Gone is the category 'not recommended for resubmission', for dismal applications.

The changes “are concrete solutions that will maximize flexibility, remove any unnecessary burden, stimulate new innovation and promote transformative research”, says NIH director Elias Zerhouni.

They include rewards for long-serving reviewers; a streamlined, 12-page R01 grant application, down from 25; and a seven-point, integer scoring scale for grant applications, which will be assessed across five criteria: impact, investigators, innovation, feasibility and environment. Current applications are graded on a 41 point scale, from 1.0 to 5.0, raising complaints that they claim a degree of accuracy that can't be scientifically defended.

Among the controversial proposals shelved by the agency was a recommendation that all applications, even those on a second or third submission, would be treated as new, without reviewer access to prior reviews.

Gone, too, is the category “not recommended for resubmission”, which had been suggested for dismal applications. Scientists felt that branding projects with “a clear, checkbox-driven stigma is bad, that it could have unintended consequences”, Jeremy Berg, director of the National Institute of General Medical Sciences, told the advisory committee.

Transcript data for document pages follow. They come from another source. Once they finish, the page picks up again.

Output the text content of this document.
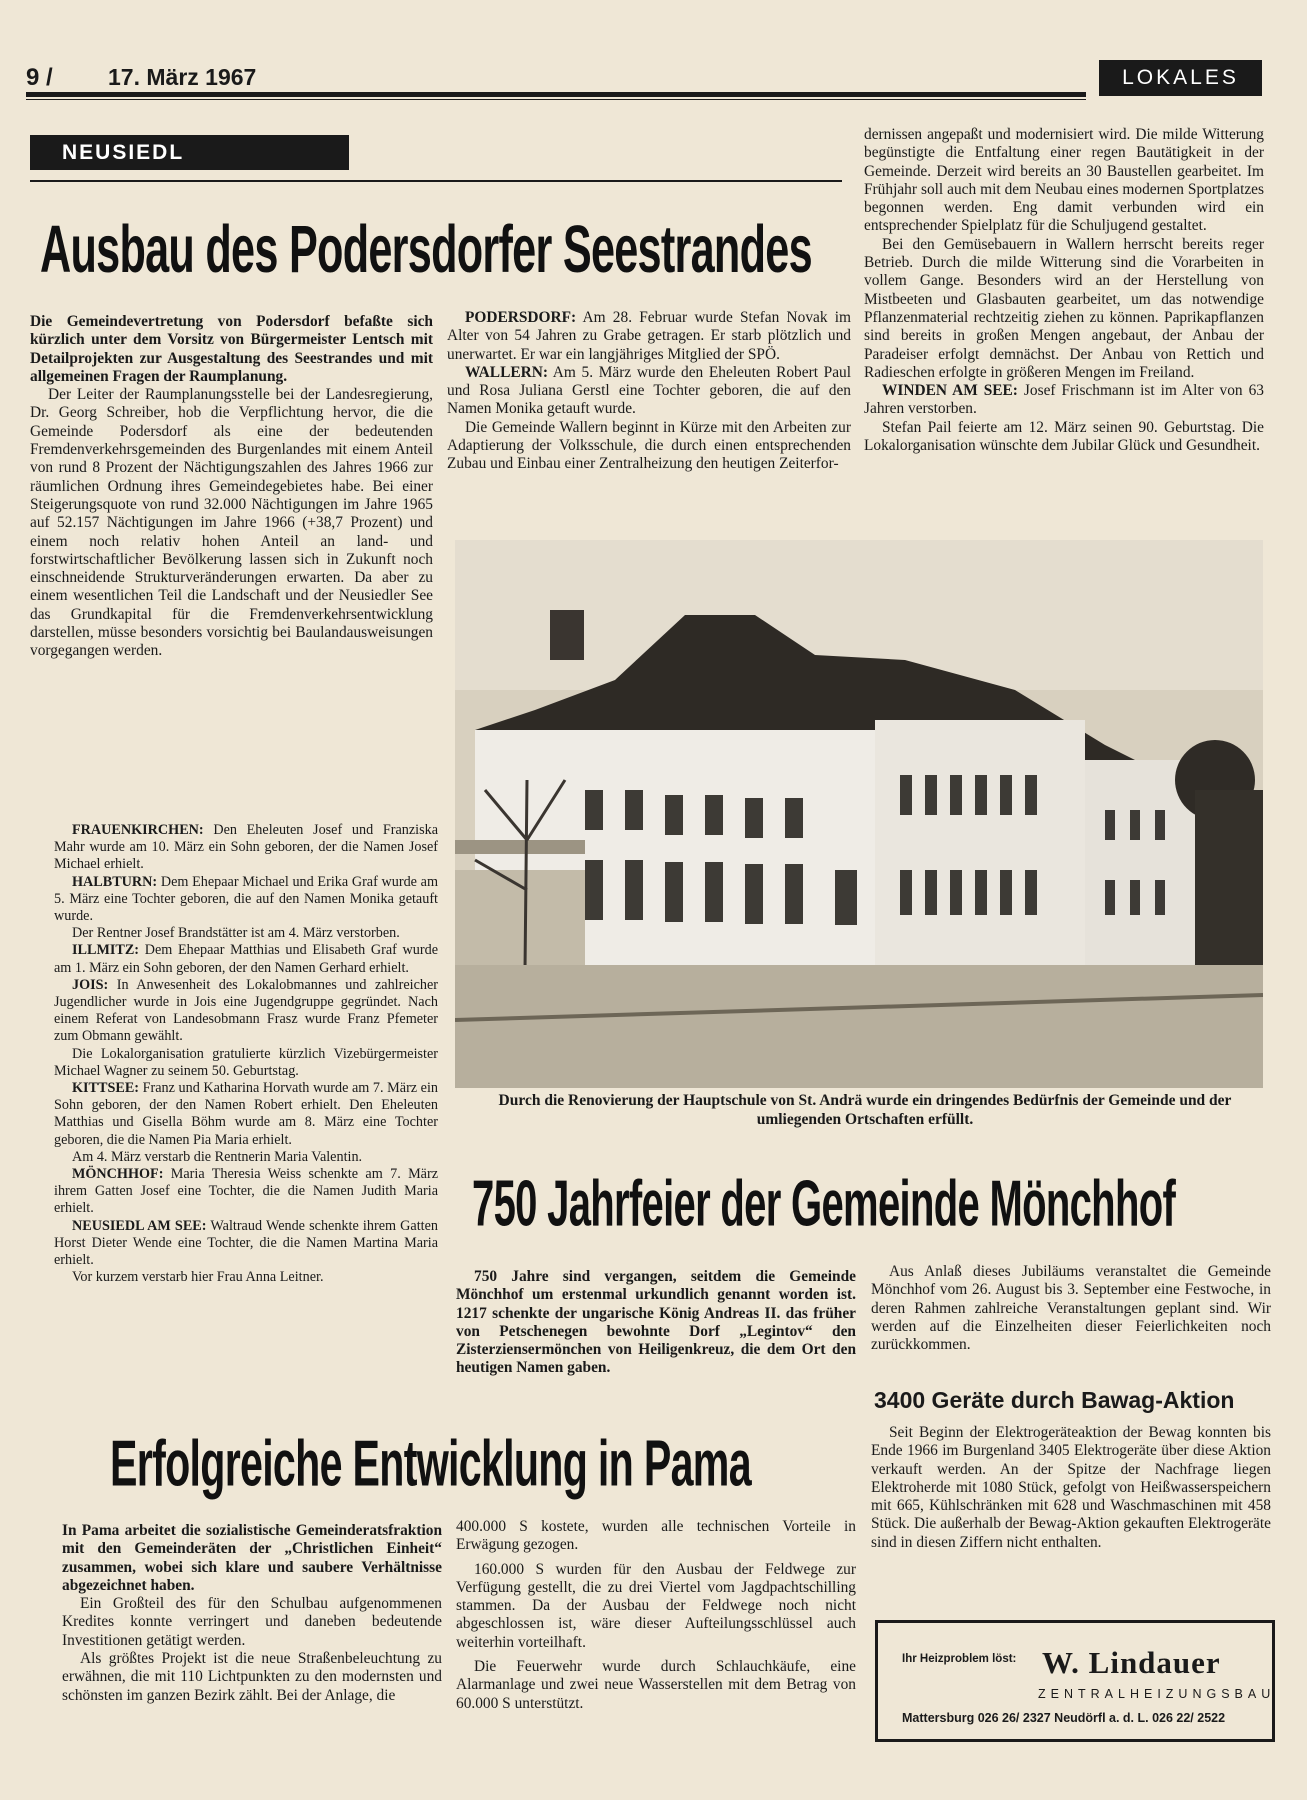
9 / 17. März 1967	LOKALES
NEUSIEDL
Ausbau des Podersdorfer Seestrandes

Die Gemeindevertretung von Podersdorf befaßte sich kürzlich unter dem Vorsitz von Bürgermeister Lentsch mit Detailprojekten zur Ausgestaltung des Seestrandes und mit allgemeinen Fragen der Raumplanung.

Der Leiter der Raumplanungsstelle bei der Landesregierung, Dr. Georg Schreiber, hob die Verpflichtung hervor, die die Gemeinde Podersdorf als eine der bedeutenden Fremdenverkehrsgemeinden des Burgenlandes mit einem Anteil von rund 8 Prozent der Nächtigungszahlen des Jahres 1966 zur räumlichen Ordnung ihres Gemeindegebietes habe. Bei einer Steigerungsquote von rund 32.000 Nächtigungen im Jahre 1965 auf 52.157 Nächtigungen im Jahre 1966 (+38,7 Prozent) und einem noch relativ hohen Anteil an land- und forstwirtschaftlicher Bevölkerung lassen sich in Zukunft noch einschneidende Strukturveränderungen erwarten. Da aber zu einem wesentlichen Teil die Landschaft und der Neusiedler See das Grundkapital für die Fremdenverkehrsentwicklung darstellen, müsse besonders vorsichtig bei Baulandausweisungen vorgegangen werden.

FRAUENKIRCHEN: Den Eheleuten Josef und Franziska Mahr wurde am 10. März ein Sohn geboren, der die Namen Josef Michael erhielt.

HALBTURN: Dem Ehepaar Michael und Erika Graf wurde am 5. März eine Tochter geboren, die auf den Namen Monika getauft wurde.

Der Rentner Josef Brandstätter ist am 4. März verstorben.

ILLMITZ: Dem Ehepaar Matthias und Elisabeth Graf wurde am 1. März ein Sohn geboren, der den Namen Gerhard erhielt.

JOIS: In Anwesenheit des Lokalobmannes und zahlreicher Jugendlicher wurde in Jois eine Jugendgruppe gegründet. Nach einem Referat von Landesobmann Frasz wurde Franz Pfemeter zum Obmann gewählt.

Die Lokalorganisation gratulierte kürzlich Vizebürgermeister Michael Wagner zu seinem 50. Geburtstag.

KITTSEE: Franz und Katharina Horvath wurde am 7. März ein Sohn geboren, der den Namen Robert erhielt. Den Eheleuten Matthias und Gisella Böhm wurde am 8. März eine Tochter geboren, die die Namen Pia Maria erhielt.

Am 4. März verstarb die Rentnerin Maria Valentin.

MÖNCHHOF: Maria Theresia Weiss schenkte am 7. März ihrem Gatten Josef eine Tochter, die die Namen Judith Maria erhielt.

NEUSIEDL AM SEE: Waltraud Wende schenkte ihrem Gatten Horst Dieter Wende eine Tochter, die die Namen Martina Maria erhielt.

Vor kurzem verstarb hier Frau Anna Leitner.

PODERSDORF: Am 28. Februar wurde Stefan Novak im Alter von 54 Jahren zu Grabe getragen. Er starb plötzlich und unerwartet. Er war ein langjähriges Mitglied der SPÖ.

WALLERN: Am 5. März wurde den Eheleuten Robert Paul und Rosa Juliana Gerstl eine Tochter geboren, die auf den Namen Monika getauft wurde.

Die Gemeinde Wallern beginnt in Kürze mit den Arbeiten zur Adaptierung der Volksschule, die durch einen entsprechenden Zubau und Einbau einer Zentralheizung den heutigen Zeiterfor-

dernissen angepaßt und modernisiert wird. Die milde Witterung begünstigte die Entfaltung einer regen Bautätigkeit in der Gemeinde. Derzeit wird bereits an 30 Baustellen gearbeitet. Im Frühjahr soll auch mit dem Neubau eines modernen Sportplatzes begonnen werden. Eng damit verbunden wird ein entsprechender Spielplatz für die Schuljugend gestaltet.

Bei den Gemüsebauern in Wallern herrscht bereits reger Betrieb. Durch die milde Witterung sind die Vorarbeiten in vollem Gange. Besonders wird an der Herstellung von Mistbeeten und Glasbauten gearbeitet, um das notwendige Pflanzenmaterial rechtzeitig ziehen zu können. Paprikapflanzen sind bereits in großen Mengen angebaut, der Anbau der Paradeiser erfolgt demnächst. Der Anbau von Rettich und Radieschen erfolgte in größeren Mengen im Freiland.

WINDEN AM SEE: Josef Frischmann ist im Alter von 63 Jahren verstorben.

Stefan Pail feierte am 12. März seinen 90. Geburtstag. Die Lokalorganisation wünschte dem Jubilar Glück und Gesundheit.

Durch die Renovierung der Hauptschule von St. Andrä wurde ein dringendes Bedürfnis der Gemeinde und der umliegenden Ortschaften erfüllt.
750 Jahrfeier der Gemeinde Mönchhof

750 Jahre sind vergangen, seitdem die Gemeinde Mönchhof um erstenmal urkundlich genannt worden ist. 1217 schenkte der ungarische König Andreas II. das früher von Petschenegen bewohnte Dorf „Legintov“ den Zisterziensermönchen von Heiligenkreuz, die dem Ort den heutigen Namen gaben.

Aus Anlaß dieses Jubiläums veranstaltet die Gemeinde Mönchhof vom 26. August bis 3. September eine Festwoche, in deren Rahmen zahlreiche Veranstaltungen geplant sind. Wir werden auf die Einzelheiten dieser Feierlichkeiten noch zurückkommen.

3400 Geräte durch Bawag-Aktion

Seit Beginn der Elektrogeräteaktion der Bewag konnten bis Ende 1966 im Burgenland 3405 Elektrogeräte über diese Aktion verkauft werden. An der Spitze der Nachfrage liegen Elektroherde mit 1080 Stück, gefolgt von Heißwasserspeichern mit 665, Kühlschränken mit 628 und Waschmaschinen mit 458 Stück. Die außerhalb der Bewag-Aktion gekauften Elektrogeräte sind in diesen Ziffern nicht enthalten.

Erfolgreiche Entwicklung in Pama

In Pama arbeitet die sozialistische Gemeinderatsfraktion mit den Gemeinderäten der „Christlichen Einheit“ zusammen, wobei sich klare und saubere Verhältnisse abgezeichnet haben.

Ein Großteil des für den Schulbau aufgenommenen Kredites konnte verringert und daneben bedeutende Investitionen getätigt werden.

Als größtes Projekt ist die neue Straßenbeleuchtung zu erwähnen, die mit 110 Lichtpunkten zu den modernsten und schönsten im ganzen Bezirk zählt. Bei der Anlage, die

400.000 S kostete, wurden alle technischen Vorteile in Erwägung gezogen.

160.000 S wurden für den Ausbau der Feldwege zur Verfügung gestellt, die zu drei Viertel vom Jagdpachtschilling stammen. Da der Ausbau der Feldwege noch nicht abgeschlossen ist, wäre dieser Aufteilungsschlüssel auch weiterhin vorteilhaft.

Die Feuerwehr wurde durch Schlauchkäufe, eine Alarmanlage und zwei neue Wasserstellen mit dem Betrag von 60.000 S unterstützt.

Ihr Heizproblem löst: W. Lindauer
ZENTRALHEIZUNGSBAU
Mattersburg 026 26/ 2327 Neudörfl a. d. L. 026 22/ 2522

Berg and Lawrence Tabak, director of the NIH's dental institute, head the group that developed the recommendations and are charged with implementing them over the next 18 months.

The agency also jettisoned a “minimum effort requirement” that would have required principal investigators to commit at least 20% of their time to any single NIH grant — an item of particular concern for 'grandee grantees' (see Nature 452, 258–259; 2008). Instead, grantees will need to indicate if they will have more than $1 million in cumulative NIH funding.